A PF investiga se a Entre foi utilizada como intermediária para remeter valores ao exterior após dificuldades operacionais enfrentadas pelo próprio Banco Master para executar transferências internacionais.

Mensagens obtidas pelos investigadores indicam que Vorcaro teria orientado operadores financeiros a realizar os pagamentos “via Entre”, o que acabou direcionando os recursos para o fundo Havengate nos Estados Unidos.

A partir daí, investigadores passaram a questionar quem seriam os verdadeiros beneficiários finais da estrutura financeira.

Eduardo no centro das suspeitas

Eduardo Bolsonaro nega ter recebido recursos do fundo ou ter exercido controle sobre a estrutura financeira utilizada no projeto. Em manifestações públicas, afirmou que apenas participou do início da produção do filme e posteriormente deixou a gestão da obra.

“Passei então a ser somente uma pessoa que assinou sua cessão de direitos autorais”, afirmou.

As investigações, no entanto, ocorrem paralelamente ao acompanhamento da permanência de Eduardo nos Estados Unidos.

O ex-deputado vive no país desde fevereiro de 2025. Na semana passada, a Procuradoria-Geral da República pediu sua condenação por coação no curso do processo, acusando-o de articular, do exterior, ações para pressionar autoridades brasileiras e interferir no julgamento envolvendo Jair Bolsonaro.

Em 2025, o próprio Jair Bolsonaro transferiu R$ 2 milhões ao filho nos Estados Unidos, movimentação que o Supremo Tribunal Federal considerou indício relevante da articulação política e financeira entre pai e filho.

Agora, investigadores tentam esclarecer se parte dos recursos ligados ao Havengate também pode ter servido para sustentar despesas pessoais ou políticas de Eduardo Bolsonaro em território americano.

Cooperação internacional e dificuldades de rastreamento

Especialistas ouvidos por veículos de imprensa destacam que fundos offshore como o Havengate são estruturas complexas justamente porque dificultam a identificação dos beneficiários reais dos recursos.

Os Estados Unidos não aderiram ao sistema internacional CRS, mecanismo da OCDE que prevê troca automática de informações financeiras entre países. Isso torna mais difícil para autoridades brasileiras acessarem dados bancários de estrangeiros que movimentam recursos em solo americano.

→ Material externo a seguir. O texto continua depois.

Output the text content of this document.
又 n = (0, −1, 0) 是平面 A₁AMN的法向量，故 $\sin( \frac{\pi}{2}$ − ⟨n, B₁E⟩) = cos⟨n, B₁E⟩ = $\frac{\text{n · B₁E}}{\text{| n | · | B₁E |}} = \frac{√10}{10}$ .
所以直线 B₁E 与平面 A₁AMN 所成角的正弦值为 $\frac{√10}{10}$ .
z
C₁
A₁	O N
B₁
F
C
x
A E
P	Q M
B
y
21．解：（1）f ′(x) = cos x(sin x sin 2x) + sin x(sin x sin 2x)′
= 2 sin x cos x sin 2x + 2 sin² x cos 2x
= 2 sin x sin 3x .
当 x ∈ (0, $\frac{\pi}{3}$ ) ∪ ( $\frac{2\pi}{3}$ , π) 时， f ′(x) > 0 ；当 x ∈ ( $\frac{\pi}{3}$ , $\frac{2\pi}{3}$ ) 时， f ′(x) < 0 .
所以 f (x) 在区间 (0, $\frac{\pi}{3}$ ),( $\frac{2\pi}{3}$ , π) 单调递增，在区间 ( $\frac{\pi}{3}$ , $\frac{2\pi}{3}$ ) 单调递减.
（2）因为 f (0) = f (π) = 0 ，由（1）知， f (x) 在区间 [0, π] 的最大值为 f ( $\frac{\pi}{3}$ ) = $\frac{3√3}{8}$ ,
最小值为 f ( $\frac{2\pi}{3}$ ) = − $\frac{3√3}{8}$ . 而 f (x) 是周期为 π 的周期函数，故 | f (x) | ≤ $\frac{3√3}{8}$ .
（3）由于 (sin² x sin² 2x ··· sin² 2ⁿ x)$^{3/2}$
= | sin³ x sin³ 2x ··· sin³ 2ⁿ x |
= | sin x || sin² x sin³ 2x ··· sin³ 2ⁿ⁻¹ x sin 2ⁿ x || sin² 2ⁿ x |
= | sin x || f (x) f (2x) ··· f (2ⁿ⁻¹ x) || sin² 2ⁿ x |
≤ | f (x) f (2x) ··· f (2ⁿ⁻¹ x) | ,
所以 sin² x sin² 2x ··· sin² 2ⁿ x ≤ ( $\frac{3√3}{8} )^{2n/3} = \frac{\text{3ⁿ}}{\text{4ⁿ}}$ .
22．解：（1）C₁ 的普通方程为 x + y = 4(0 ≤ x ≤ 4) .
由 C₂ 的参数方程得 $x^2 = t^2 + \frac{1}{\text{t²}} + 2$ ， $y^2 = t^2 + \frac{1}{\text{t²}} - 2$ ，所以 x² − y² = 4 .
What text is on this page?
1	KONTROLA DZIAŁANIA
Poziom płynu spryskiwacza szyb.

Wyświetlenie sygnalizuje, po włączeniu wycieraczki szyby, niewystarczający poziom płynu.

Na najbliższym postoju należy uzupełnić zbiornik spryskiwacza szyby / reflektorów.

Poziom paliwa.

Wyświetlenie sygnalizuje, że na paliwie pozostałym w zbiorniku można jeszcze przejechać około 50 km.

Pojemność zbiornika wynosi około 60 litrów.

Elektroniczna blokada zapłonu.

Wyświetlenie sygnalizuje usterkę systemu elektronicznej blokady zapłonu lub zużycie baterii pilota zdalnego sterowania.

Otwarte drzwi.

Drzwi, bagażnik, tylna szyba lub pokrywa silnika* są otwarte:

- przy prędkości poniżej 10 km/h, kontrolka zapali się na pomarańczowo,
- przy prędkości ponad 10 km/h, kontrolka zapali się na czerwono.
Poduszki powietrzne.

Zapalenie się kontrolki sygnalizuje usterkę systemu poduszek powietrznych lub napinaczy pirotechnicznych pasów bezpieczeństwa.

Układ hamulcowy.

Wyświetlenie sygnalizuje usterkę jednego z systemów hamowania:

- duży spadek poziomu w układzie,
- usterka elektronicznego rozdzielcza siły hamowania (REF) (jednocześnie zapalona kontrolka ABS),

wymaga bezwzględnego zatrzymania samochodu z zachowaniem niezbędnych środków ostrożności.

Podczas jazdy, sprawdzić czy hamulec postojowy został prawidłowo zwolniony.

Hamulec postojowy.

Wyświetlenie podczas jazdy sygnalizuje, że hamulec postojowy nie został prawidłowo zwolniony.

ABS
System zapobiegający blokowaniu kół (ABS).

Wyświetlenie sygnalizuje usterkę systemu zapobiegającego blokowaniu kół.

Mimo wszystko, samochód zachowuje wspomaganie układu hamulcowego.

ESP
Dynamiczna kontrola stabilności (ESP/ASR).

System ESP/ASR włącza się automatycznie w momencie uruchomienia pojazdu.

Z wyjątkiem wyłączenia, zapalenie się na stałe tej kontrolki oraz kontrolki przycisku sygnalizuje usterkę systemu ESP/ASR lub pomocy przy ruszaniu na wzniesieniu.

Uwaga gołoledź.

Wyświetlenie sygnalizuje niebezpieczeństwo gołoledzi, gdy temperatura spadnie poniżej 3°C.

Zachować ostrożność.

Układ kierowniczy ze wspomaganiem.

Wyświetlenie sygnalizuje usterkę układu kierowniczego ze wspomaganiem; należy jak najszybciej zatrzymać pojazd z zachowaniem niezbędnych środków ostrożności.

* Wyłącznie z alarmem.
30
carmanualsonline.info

Para avançar nas investigações, o Supremo Tribunal Federal poderá depender de pedidos formais de cooperação internacional entre Brasil e Estados Unidos, via Departamento de Justiça americano (DOJ), utilizando os mecanismos previstos no tratado MLAT.

A eventual quebra de sigilo bancário do Havengate dependeria de autorização judicial nos dois países.

Enquanto isso, a crise política provocada pelas revelações continua ampliando o desgaste da pré-candidatura presidencial de Flávio Bolsonaro. Pesquisas recentes já apontam queda nas intenções de voto do senador após a divulgação dos áudios e documentos envolvendo Daniel Vorcaro, o Banco Master e o financiamento do filme “Dark Horse”.